September 1st. Riding the train back to London, passing, on the train tracks, the buddleia, buddleia and more buddleia. Saturday morning; fellows on their way to football matches filled the carriages. I wished I could have stayed in Essex and drawn the event out for days, touching more deeply and then fleetingly the feeling of being with all of those who, James Hitchmough so pointedly told us, were in “the cult”. On this very train must be others feeling the same. Catching the underground to South Kensington, a full carriage on a Saturday midday, I notice two people, clinging to posts as I was, with luggage and a Beth Chatto Gardens shopping bag with grass foliage and flowers sticking out the top. Maybe not such a random thing but they too having just left Colchester on their way home to Liverpool and the Botanic Garden there where they work. They said a woman from Argentina, who also was attending the symposium, was on their train from Colchester which was the one following mine; a veritable vascular system of green folk.
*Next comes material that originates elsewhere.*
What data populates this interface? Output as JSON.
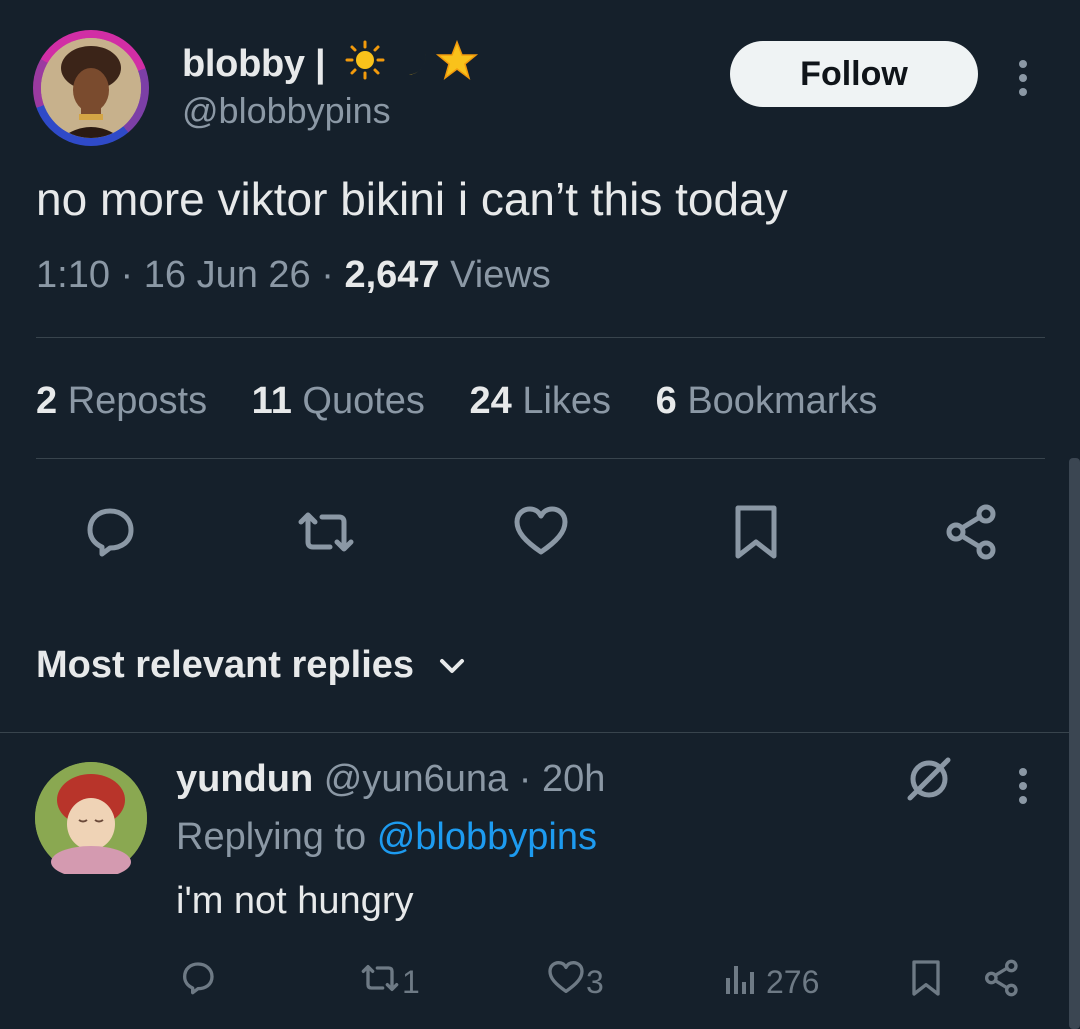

The camaraderie and connections like rhizomes; rings of water.
Intended to visit the gardens of the Olympic Park and The Barbican that day but I decided to go wander around instead; buy a pair of shoes I’ve wanted for 36 years. A mistake I think, (not the shoes) but finding a bit of space from the throng was eventually what I found in, of all places, Hyde Park. I hadn’t spent time in the park over the years aside from walking through to get somewhere else. To find a quiet bench or massive tree trunk to sit on or against was just what I needed. The earth under me and a big plant for companionship.
What will I do with this enormous pull I feel from this green land? The pull I feel from the golden state of California? The soft blue-green tawny one of this group of islands I live in and am fairly, though less vigorously than I once was, rooted? How important is feeling, being, close to a community of plant-minded people that I have just been in? How loud is the voice to say yes to that and go? Where?
The T’s urge me, again, to come be in Knightley. I am one of them they say. The hedgerows, oak trees and soft rounded hills do too. The density, oddly, of people on the land deeply, for centuries, is compelling and drawing. I feel at home. I am offered marriage as a way to circumvent the immigration problem. It is not completely ridiculous. I do love them after all.
I am invigorated and encouraged by the lack of pessimism about gardening during my stay in the UK. It is a counterpoint to much of my current gardening life: not what is possible and exciting but what is ailing or insurmountable. No mention here of drought in the negative, just that it is; no mention of pests, diseases, four-legged grazers, without optimism about a solution or awareness and humor about our place in things and how unreasonable we often are; no tone of drudgery or chore only the joyful pursuit of living with plants in a dynamic and experimental, and possibly, healing way. Hundreds of people in one place experiencing gardening in this way. I would like to have more of that in my life and less of the other. I know I am being reactive and a little unreasonable but being here in a deep and ancient culture of gardening, that values gardeners, and with those who love gardening so much and do it for the love of it and what it can offer to many and other lives; truly living that because it is what is nourishing to the earth, to other creatures and themselves, is very appealing. Being in the presence others who find piles of branches and stacks of cut logs left to rot, instead of burnt, in the company of masses of plants, an utterly normal and natural thing to do is like a breath of fresh air; and not having to explain how I think or feel.